Once you have that solid muscular foundation, it makes dieting 10 times easier. Not only can you eat more calories and lose weight, but you’ll be burning more calories at rest. Having a little extra muscle can burn hundreds of extra calories per day. Let’s just say we burn an extra 200 calories per day from that extra muscle. Over the course of a year, that is (200 calories * 365 days = 73,000 calories). 73,000 calories is approximately 21 pounds. That’s right – 21 pounds of extra fat loss every year. This is what boosting your metabolism means in its truest form.
So, are the calories we burn during our workouts meaningless? Of course not. They are, however, miniscule compared to the calories we burn the rest of the day. Use exercise to build efficient metabolic pathways, and nutrition to manipulate body fat percentages.











Talk about learning something new every day…and it is not just me. I can not tell you how many people I know that over-indulge and then go exercise like mad trying to remove all of the calories they just ingested. I have not been quite like that, but I certainly did not know that we burn most calories at rest. The more I come here, the more I learn-you’re such a wealth of information. Thanks!
Awesome way of putting it!
WOW!!! weight training is important then. I hate the soreness after weight training, but hubby says no pain no gain. I would LIKE to start off slow and work my way up. I know I don’t have good muscle tone, because I had back surgery two years ago, then got a blood clot in my leg and lungs. One year later I got another clot. This was very disappointing, because the doctor said if started exercising I won’t get another clot. So got on my bike, crado glide and started walking daily. But got another clot in my leg and legs, so I didn’t exercise or diet for a year. Well the new year started and I started dieting and exercising, I guess if my going to get another clot I should be fit.

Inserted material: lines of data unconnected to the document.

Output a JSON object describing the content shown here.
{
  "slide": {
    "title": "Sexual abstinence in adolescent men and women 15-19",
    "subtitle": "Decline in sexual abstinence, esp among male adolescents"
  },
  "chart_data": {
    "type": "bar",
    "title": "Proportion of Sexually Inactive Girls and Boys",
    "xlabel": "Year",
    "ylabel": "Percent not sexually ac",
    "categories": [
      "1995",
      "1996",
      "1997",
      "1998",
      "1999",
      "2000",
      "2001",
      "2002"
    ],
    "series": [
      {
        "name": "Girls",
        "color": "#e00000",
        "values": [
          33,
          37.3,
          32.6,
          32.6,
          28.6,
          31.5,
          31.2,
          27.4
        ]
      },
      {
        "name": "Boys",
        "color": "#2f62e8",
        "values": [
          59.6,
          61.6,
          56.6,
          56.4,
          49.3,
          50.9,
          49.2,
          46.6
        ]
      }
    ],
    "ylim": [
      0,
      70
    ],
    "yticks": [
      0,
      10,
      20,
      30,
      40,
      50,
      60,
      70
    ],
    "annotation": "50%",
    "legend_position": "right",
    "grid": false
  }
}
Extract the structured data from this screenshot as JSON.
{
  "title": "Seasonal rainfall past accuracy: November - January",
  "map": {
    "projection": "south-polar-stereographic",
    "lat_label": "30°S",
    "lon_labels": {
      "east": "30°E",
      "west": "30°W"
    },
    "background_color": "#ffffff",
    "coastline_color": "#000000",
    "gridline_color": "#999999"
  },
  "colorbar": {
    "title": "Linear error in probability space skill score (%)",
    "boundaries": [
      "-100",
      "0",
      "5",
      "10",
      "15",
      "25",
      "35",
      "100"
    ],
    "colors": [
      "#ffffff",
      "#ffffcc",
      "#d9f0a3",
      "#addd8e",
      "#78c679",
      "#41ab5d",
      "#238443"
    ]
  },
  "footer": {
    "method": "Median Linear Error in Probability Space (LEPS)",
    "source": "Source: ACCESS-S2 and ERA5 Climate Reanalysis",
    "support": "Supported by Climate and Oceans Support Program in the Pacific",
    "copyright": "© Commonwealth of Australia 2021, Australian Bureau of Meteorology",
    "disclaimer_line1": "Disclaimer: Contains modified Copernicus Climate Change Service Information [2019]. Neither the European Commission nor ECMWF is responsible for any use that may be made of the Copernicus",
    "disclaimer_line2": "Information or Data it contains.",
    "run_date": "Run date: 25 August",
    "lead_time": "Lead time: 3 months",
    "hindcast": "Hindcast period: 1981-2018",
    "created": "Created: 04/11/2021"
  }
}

THANKS!!! for all your post I enjoy reading them and learning!!!
love this article tell all my female clients they need to strength train for this reason exactly but years of incorrect information proves difficult to undo so what I do now is tell them to use the calorie counters on the cardio machines………….this normally does the trick as it would take them a whole hour of cardio to burn off a mars bar for example.